Icewind Dale Retrospective

PC Games N writer Jeremy Peel has penned an extremely positive retrospective article for Black Isle’s combat-focused Infinity Engine RPG Icewind Dale. I’m going to quote a few words of his on the title’s worldbuilding to get you started:

The sense of locality yields some wonderfully subtle world-building. The starting town alone, Easthaven, manages to pack subsistence, stoicism, religion and the stench of drying fish into an isometric drawing.

Later, in an extended bout of forensic storytelling, you get to pick through a Elven stronghold that fell tragically after the breakdown of its relationship with its dwarven allies. And then you’ll traipse through the dwarven city and uncover their side of the story of how things went wrong. It’s like trudging through an epic poem punctuated by punch-ups with spectral orcs.

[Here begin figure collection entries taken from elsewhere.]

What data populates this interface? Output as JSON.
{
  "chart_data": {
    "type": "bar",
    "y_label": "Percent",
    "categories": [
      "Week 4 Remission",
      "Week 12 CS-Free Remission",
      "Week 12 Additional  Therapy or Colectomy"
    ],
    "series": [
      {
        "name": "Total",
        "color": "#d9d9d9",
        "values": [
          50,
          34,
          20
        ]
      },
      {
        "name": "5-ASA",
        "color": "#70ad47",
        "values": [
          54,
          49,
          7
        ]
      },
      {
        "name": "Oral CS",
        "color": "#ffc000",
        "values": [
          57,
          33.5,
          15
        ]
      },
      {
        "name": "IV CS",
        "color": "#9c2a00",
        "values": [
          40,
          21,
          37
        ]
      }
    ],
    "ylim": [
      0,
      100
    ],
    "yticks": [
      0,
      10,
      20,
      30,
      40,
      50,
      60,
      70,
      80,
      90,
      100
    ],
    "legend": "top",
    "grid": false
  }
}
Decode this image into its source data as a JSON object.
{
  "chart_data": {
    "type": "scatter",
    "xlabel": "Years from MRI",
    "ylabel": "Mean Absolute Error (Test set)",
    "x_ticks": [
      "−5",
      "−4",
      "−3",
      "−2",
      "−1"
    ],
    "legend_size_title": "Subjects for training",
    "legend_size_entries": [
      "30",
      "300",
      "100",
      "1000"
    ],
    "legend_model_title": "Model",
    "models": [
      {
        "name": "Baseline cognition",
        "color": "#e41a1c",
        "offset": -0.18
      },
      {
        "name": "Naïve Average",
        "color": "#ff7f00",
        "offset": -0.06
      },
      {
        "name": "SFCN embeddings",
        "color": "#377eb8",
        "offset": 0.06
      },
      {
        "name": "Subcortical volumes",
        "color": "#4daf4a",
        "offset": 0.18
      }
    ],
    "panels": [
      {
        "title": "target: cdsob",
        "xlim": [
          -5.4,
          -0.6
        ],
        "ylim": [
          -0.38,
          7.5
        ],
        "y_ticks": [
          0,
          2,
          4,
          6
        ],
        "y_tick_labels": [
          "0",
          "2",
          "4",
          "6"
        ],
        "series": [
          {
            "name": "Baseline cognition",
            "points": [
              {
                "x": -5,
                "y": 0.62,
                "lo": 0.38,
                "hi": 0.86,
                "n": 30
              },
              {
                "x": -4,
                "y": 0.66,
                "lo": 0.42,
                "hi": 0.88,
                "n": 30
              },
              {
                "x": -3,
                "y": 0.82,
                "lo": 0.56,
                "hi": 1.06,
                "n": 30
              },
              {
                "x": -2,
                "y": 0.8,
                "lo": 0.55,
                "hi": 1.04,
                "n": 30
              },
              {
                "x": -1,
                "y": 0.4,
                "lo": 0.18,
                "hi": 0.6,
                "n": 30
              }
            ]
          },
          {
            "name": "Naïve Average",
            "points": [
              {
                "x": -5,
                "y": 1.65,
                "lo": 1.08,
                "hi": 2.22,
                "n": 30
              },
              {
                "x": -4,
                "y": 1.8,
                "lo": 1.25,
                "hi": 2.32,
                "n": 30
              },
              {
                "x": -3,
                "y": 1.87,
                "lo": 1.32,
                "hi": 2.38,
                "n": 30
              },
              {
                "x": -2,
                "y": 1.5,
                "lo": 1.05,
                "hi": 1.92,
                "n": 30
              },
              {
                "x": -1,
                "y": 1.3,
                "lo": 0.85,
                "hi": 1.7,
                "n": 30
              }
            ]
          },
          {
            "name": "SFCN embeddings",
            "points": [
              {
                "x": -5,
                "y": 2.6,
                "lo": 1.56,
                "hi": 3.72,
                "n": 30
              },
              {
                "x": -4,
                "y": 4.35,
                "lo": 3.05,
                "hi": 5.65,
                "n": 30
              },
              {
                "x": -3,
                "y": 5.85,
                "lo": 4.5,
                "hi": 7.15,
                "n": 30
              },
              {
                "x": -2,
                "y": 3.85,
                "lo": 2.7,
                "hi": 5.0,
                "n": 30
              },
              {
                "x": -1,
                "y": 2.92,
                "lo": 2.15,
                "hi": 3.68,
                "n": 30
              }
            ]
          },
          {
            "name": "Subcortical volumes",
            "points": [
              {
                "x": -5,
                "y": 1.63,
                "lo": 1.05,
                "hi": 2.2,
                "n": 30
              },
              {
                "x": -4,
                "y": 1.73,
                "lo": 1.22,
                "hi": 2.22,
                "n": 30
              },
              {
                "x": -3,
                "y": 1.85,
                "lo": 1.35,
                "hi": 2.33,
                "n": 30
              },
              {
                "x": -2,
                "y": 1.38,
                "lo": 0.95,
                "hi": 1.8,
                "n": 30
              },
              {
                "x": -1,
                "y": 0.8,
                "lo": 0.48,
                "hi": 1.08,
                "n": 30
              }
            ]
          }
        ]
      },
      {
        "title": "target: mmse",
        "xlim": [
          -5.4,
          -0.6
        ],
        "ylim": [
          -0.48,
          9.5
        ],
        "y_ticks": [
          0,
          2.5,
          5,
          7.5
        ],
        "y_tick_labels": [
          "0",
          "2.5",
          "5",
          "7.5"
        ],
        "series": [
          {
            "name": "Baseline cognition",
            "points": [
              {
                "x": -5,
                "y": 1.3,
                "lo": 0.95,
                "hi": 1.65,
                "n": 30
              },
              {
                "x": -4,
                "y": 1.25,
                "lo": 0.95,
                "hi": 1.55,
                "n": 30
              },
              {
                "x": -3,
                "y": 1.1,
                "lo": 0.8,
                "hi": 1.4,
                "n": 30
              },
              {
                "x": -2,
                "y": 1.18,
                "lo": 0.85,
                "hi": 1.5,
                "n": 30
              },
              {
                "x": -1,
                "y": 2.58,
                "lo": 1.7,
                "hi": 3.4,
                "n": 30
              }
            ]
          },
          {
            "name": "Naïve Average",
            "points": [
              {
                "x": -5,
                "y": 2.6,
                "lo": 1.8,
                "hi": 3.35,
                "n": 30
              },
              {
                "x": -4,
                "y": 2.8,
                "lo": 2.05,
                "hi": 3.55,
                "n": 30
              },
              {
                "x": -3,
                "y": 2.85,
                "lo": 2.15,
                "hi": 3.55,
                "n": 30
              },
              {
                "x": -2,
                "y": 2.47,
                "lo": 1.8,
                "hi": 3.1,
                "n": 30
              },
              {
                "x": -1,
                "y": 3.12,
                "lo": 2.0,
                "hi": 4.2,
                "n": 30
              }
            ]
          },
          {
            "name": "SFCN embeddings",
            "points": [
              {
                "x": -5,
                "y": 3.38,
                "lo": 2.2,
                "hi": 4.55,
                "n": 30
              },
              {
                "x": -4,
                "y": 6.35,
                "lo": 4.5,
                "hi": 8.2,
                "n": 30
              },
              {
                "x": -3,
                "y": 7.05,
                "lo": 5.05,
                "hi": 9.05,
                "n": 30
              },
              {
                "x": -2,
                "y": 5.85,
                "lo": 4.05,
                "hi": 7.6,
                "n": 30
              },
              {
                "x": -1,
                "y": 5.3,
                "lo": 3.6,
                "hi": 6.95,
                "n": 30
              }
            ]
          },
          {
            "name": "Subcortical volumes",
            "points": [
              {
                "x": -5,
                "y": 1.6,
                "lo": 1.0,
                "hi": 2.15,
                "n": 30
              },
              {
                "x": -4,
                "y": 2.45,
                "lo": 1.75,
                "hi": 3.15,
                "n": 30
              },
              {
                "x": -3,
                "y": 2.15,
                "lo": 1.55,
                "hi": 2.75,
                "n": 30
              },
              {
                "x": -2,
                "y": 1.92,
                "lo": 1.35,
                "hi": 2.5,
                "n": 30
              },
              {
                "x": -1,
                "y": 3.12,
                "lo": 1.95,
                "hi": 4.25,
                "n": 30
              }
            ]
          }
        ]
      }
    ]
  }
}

Icewind Dale also remains to my knowledge the only RPG in which you can have an argument with a skeleton about the problem of proactive foreign policy.

Tasked with finding the source of a warmth-quenching power that threatens to strangle civilisation in the Dale, you’re reduced to cracking open the crypts of known ancient evils in the area. More than once, your tenuous lines of inquiry end with a ticking off from an especially animated undead warrior about the audacity of storming into a tomb under false pretences. If its release date didn’t say different, I’d be convinced Icewind Dale was an allegory about the search for WMDs.

Despite the game’s overt combat focus, Black Isle clearly took role-playing very seriously in everything they did. Memorably, one map in the game can be turned from a dialogue hub to a wholly hostile area if you happen to have a paladin leading the party.